The high-use NH team was composed of the dietary technician, SLP, and nurses. Nurses were responsible for notifying PCPs of weight loss, obtaining orders for nutritional supplements, and notifying families about feeding problems. The social worker denied having a role in feeding decisions. An NP reported that by the time she was consulted, “department heads” had already approached families to suggest tube feeding. The NP found it nearly impossible to “undo” family beliefs that feeding tubes were in residents’ best interests. The NP reported that dehydrated residents were often admitted to the hospital and returned with feeding tubes.
EXPLICIT VALUES
In material distributed by the low-use NH, the mission was to create a “community” of support and to serve each person with “compassion, dignity, purpose, and respect.” Residents were considered “family members” who were “entrusted” to the home to create “healing” and “peace of mind.” The mission statement emphasized individualized treatment plans with health professionals and family working together to help residents “thrive.”
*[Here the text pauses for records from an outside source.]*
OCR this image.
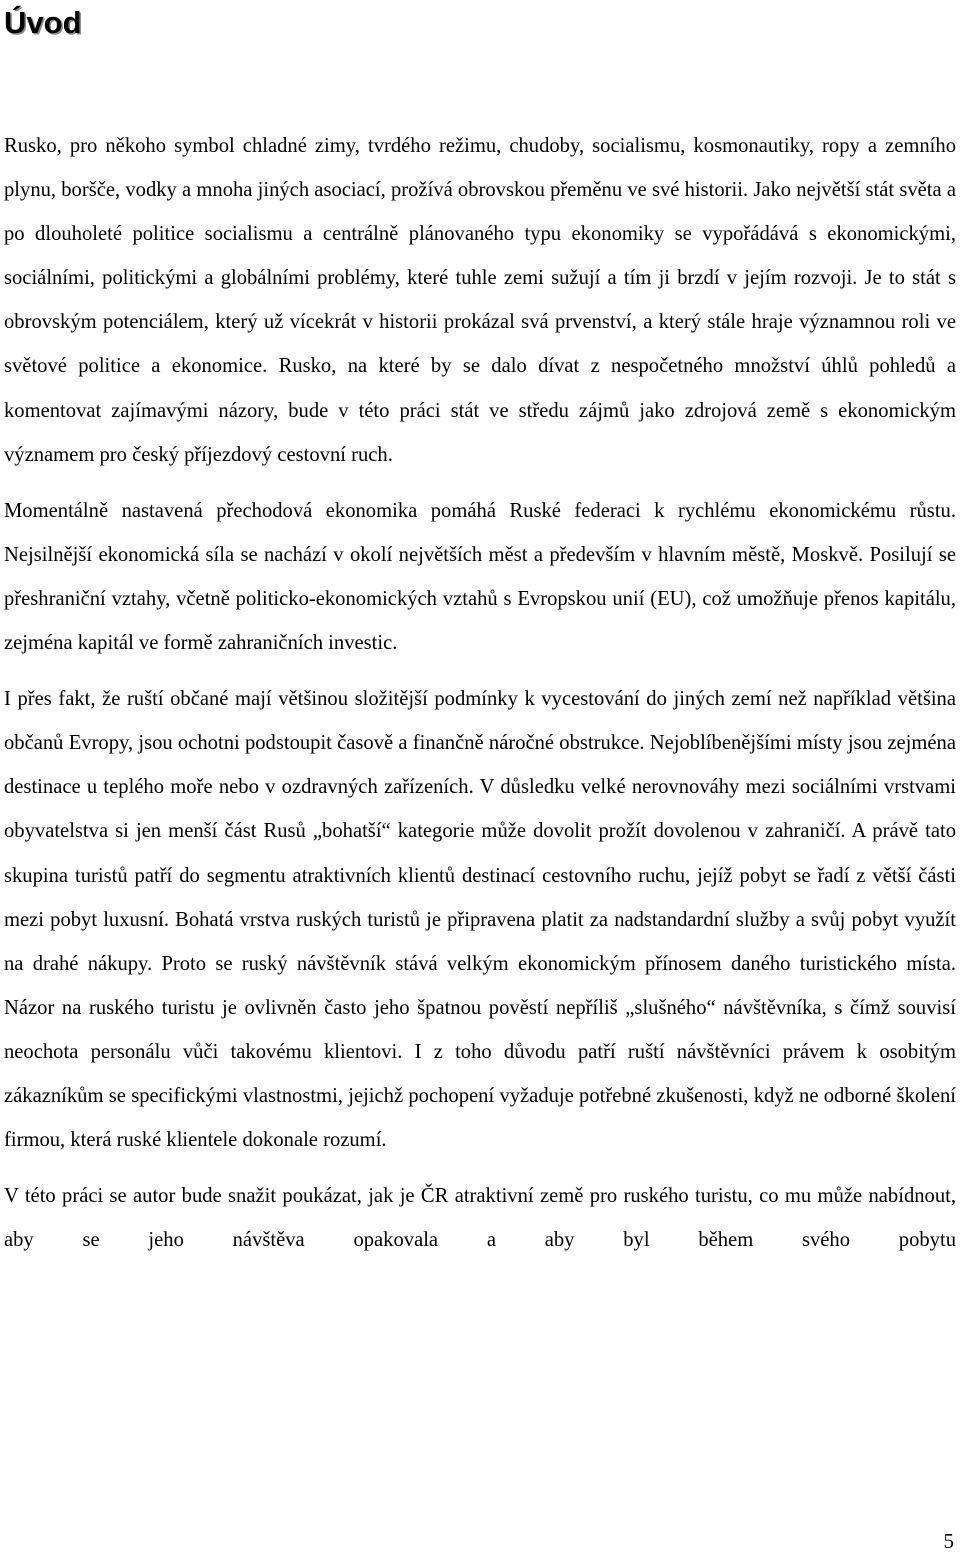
Úvod

Rusko, pro někoho symbol chladné zimy, tvrdého režimu, chudoby, socialismu, kosmonautiky, ropy a zemního plynu, boršče, vodky a mnoha jiných asociací, prožívá obrovskou přeměnu ve své historii. Jako největší stát světa a po dlouholeté politice socialismu a centrálně plánovaného typu ekonomiky se vypořádává s ekonomickými, sociálními, politickými a globálními problémy, které tuhle zemi sužují a tím ji brzdí v jejím rozvoji. Je to stát s obrovským potenciálem, který už vícekrát v historii prokázal svá prvenství, a který stále hraje významnou roli ve světové politice a ekonomice. Rusko, na které by se dalo dívat z nespočetného množství úhlů pohledů a komentovat zajímavými názory, bude v této práci stát ve středu zájmů jako zdrojová země s ekonomickým významem pro český příjezdový cestovní ruch.

Momentálně nastavená přechodová ekonomika pomáhá Ruské federaci k rychlému ekonomickému růstu. Nejsilnější ekonomická síla se nachází v okolí největších měst a především v hlavním městě, Moskvě. Posilují se přeshraniční vztahy, včetně politicko-ekonomických vztahů s Evropskou unií (EU), což umožňuje přenos kapitálu, zejména kapitál ve formě zahraničních investic.

I přes fakt, že ruští občané mají většinou složitější podmínky k vycestování do jiných zemí než například většina občanů Evropy, jsou ochotni podstoupit časově a finančně náročné obstrukce. Nejoblíbenějšími místy jsou zejména destinace u teplého moře nebo v ozdravných zařízeních. V důsledku velké nerovnováhy mezi sociálními vrstvami obyvatelstva si jen menší část Rusů „bohatší“ kategorie může dovolit prožít dovolenou v zahraničí. A právě tato skupina turistů patří do segmentu atraktivních klientů destinací cestovního ruchu, jejíž pobyt se řadí z větší části mezi pobyt luxusní. Bohatá vrstva ruských turistů je připravena platit za nadstandardní služby a svůj pobyt využít na drahé nákupy. Proto se ruský návštěvník stává velkým ekonomickým přínosem daného turistického místa. Názor na ruského turistu je ovlivněn často jeho špatnou pověstí nepříliš „slušného“ návštěvníka, s čímž souvisí neochota personálu vůči takovému klientovi. I z toho důvodu patří ruští návštěvníci právem k osobitým zákazníkům se specifickými vlastnostmi, jejichž pochopení vyžaduje potřebné zkušenosti, když ne odborné školení firmou, která ruské klientele dokonale rozumí.

V této práci se autor bude snažit poukázat, jak je ČR atraktivní země pro ruského turistu, co mu může nabídnout, aby se jeho návštěva opakovala a aby byl během svého pobytu

5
The high-use NH’s mission was to “minimize recovery time,” “provide quality care,” and “obtain positive outcomes.” The NH staff were considered “partners” and their goal was “progression through health care services” toward the ultimate goal of “stabilization and recovery.”
IMPLICIT VALUES
The low-use NH implicitly valued care that was consistent with families’ preferences and hand feeding residents. If family were “willing to take the risk,” staff were willing to hand feed residents, despite the possibility of aspiration. The SLP took an active role in educating and supporting nursing staff and described a situation with a 93-year-old resident with advanced cognitive impairment. She said,
The family knows that she isn’t safe [from aspiration], and nursing knows that she’s not safe, the physician knows that she’s not safe, but [family] wish for us to continue to attempt to feed her as safely as possible just because if you don’t, you’re actively starving that patient. The only alternative is a tube and at 93, her family doesn’t want her to have a tube.
Administrative staff in the low-use NH were not apprehensive about meeting regulations concerning weight loss. Given multiple strategies to maintain weight, meticulous documentation, and family involvement, administrative staff felt that records were adequate to support continued hand feeding despite significant weight loss.
In the high-use NH, there was an implicit assumption that families preferred not be involved in residents’ care and that African American families preferred aggressive end-of-life care, including tube feeding. When the research team asked to interview families, the social worker responded, “Good luck finding them.” Some staff members did not value hand feeding. One nurse likened feeding residents with dementia to feeding a “puppy with an automatic feeder.” A CNA said that in patients with dementia, “eating isn’t important anymore.” Some nurses feared that residents with advanced dementia might aspirate during meals and preferred to tube feed such residents. Finally, feeding tubes were implicitly valued as a means of adhering to state regulations concerning weight loss. The director of nursing reported that feeding tubes were inserted “pretty quick” because of “stiff regulations that did not permit a look at the whole picture.” An NP agreed, saying, “I think a large part of it is fear [of regulatory agency] by [NH] administration to act on weight loss. This drives the feeding tube conversations as well.”